How this open source library worked in a multi-threaded mode was a separate and very sad song. And initially, on large imports, when the bill went to tens of thousands of bookmarks standing in line at the same time for processing, everything in our kingdom just stopped.

And it was lesson number 1 for us: when building your system, use independent components - bricks. And from them collect what is necessary for you. If something goes wrong, or there is a new interesting project that does the job better, you can always turn off the old and try new, without breaking the system and not risking that everything crumble at some stage. And then, believe our experience, if something in the world of numbers can go wrong, it will definitely go wrong almost immediately.

So at the end we decided - that's enough, it's time to take control in our own hands and write something ours, under our requirements and with a quality that satisfies us. And so a new component, GAE 2.0, appeared on our architectural diagram.
First of all, I wanted to build it in the form of a collection of independent components. For some steps, we needed parallel processing according to the principle: the more, the better, somewhere it was possible to do with one thread, and somewhere we wanted to speed up parallelizing work, but there were serious limitations on the number of simultaneously processed elements.
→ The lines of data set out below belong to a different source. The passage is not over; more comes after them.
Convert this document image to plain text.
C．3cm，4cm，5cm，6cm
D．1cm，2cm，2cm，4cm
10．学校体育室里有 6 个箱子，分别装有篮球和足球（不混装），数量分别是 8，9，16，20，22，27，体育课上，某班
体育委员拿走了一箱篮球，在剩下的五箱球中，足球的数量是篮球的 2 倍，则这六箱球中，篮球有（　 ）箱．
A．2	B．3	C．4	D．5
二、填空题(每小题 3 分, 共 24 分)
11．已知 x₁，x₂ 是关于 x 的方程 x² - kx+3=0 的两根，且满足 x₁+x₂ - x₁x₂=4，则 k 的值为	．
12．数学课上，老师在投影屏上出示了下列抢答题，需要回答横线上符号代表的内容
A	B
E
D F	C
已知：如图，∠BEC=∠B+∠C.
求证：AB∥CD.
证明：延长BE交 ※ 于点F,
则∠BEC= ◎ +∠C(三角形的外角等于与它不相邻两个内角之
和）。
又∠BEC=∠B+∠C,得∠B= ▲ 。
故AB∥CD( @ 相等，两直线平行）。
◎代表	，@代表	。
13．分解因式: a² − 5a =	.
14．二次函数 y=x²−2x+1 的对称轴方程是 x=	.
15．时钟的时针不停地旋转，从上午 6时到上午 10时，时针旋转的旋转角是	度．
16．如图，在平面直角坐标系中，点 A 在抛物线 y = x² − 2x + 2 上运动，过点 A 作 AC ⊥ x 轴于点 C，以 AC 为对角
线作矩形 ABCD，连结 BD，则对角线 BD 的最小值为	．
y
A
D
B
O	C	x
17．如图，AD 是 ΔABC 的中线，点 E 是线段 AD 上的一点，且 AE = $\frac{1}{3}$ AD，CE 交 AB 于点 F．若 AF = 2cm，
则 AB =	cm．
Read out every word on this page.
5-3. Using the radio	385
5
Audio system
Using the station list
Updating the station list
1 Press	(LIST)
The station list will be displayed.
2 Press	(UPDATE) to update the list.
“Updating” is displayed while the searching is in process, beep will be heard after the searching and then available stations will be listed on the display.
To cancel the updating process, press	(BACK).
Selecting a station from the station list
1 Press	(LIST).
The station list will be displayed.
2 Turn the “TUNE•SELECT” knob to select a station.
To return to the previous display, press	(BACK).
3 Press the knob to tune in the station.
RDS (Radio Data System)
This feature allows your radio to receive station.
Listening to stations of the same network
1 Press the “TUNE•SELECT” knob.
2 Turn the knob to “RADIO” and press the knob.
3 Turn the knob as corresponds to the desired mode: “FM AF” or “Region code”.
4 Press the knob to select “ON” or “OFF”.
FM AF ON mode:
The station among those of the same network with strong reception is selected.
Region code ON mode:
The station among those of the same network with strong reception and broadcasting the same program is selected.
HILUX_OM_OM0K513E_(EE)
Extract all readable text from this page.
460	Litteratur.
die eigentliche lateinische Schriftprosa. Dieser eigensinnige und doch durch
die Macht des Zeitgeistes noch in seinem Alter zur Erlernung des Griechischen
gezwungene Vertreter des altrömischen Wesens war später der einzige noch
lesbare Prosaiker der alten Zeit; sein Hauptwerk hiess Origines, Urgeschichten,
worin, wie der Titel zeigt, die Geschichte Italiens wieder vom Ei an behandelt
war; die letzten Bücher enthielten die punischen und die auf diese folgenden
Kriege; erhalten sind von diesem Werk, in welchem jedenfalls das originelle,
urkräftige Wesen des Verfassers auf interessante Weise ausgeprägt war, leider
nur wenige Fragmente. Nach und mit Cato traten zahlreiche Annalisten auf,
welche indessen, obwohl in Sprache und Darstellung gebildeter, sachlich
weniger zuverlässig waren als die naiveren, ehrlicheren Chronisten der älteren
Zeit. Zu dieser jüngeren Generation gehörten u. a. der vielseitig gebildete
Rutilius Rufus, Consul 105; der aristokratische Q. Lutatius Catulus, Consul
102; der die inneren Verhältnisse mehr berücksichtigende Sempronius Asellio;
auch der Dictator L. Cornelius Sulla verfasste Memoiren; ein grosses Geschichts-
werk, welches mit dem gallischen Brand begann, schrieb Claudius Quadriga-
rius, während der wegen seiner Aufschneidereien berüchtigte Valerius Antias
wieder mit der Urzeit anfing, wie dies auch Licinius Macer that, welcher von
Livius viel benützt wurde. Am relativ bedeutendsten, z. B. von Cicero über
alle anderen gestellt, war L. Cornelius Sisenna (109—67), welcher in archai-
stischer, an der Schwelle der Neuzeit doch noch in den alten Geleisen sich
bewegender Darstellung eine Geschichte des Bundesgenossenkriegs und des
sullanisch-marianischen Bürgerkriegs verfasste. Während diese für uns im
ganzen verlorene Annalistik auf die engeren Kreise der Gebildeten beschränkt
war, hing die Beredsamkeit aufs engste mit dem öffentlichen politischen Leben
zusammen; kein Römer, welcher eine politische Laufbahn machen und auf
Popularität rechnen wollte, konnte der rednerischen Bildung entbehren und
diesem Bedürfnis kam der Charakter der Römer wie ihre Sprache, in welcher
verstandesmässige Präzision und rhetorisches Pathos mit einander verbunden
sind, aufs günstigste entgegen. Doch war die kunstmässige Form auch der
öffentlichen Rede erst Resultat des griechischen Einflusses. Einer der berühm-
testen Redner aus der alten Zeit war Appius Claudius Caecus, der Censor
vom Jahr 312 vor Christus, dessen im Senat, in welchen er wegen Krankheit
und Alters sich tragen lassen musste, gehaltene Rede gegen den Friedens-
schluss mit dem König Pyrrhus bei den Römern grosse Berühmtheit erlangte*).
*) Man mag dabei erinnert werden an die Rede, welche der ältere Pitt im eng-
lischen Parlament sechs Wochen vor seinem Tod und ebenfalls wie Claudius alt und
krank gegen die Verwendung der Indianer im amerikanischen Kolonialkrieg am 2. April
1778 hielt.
As a result, a sort of pipeline or pipeline emerged, where each bookmark turns into a full-fledged article, filled with meaningful data for the user with each step.



So, what steps do we need to take in order to make a full-fledged article from the link, which can already be shown to the user?

After deliberation, the areas of responsibility turned out to be the following: Actually Url Fetcher. Responsible for the direct download of the article provided by Url. Must understand all sorts of redirects, be able to work through SSL and with abbreviations of links. And it also needs to be parallelized, because the very wait for a response from the server takes years of computer time and something needs to be done about it. But the more the strategy, the better, here also does not fit: we will bombard the same site with requests and we will simply be banned. So we need some kind of optimum, which is called both ours and yours.

The result obtained should be checked for errors, and it can also be a duplicate of an article already existing on GrabDuck, and then it is enough just to link a new user to this existing article.

And only after that it is time to extract the data and prepare the final article, which we will show to our users. What is included here? Obtaining meta-information, and these are headings, images, calculation of tags and language of the document Of course, we need the content itself for full-text search, we also need to generate a text snippet briefly representing the document itself.

After that, the document is ready for use and available for search on GrabDuck.

So, the new parser is ready and cheers, all new bookmarks will already go through it and we will finally get what we wanted! But the big question that may arise from the reader is: what will happen to existing bookmarks? After all, they were ALREADY processed and ALREADY saved in the system! Do they remain untouched? And our answer is no! First of all, the user always has the opportunity to select a bookmark and forcibly update it. To do this, simply select the appropriate item from the context menu. It looks something like this.



Well, or just wait a bit. One of the great features of GrabDuck is that we periodically check all the bookmarks: is everything OK, are the websites still alive, have new comments appeared on the page, etc. So sooner or later, your bookmarks will be updated and passed through GAE 2.0.

Today this is all we wanted to tell you. Leave your comments and see you soon.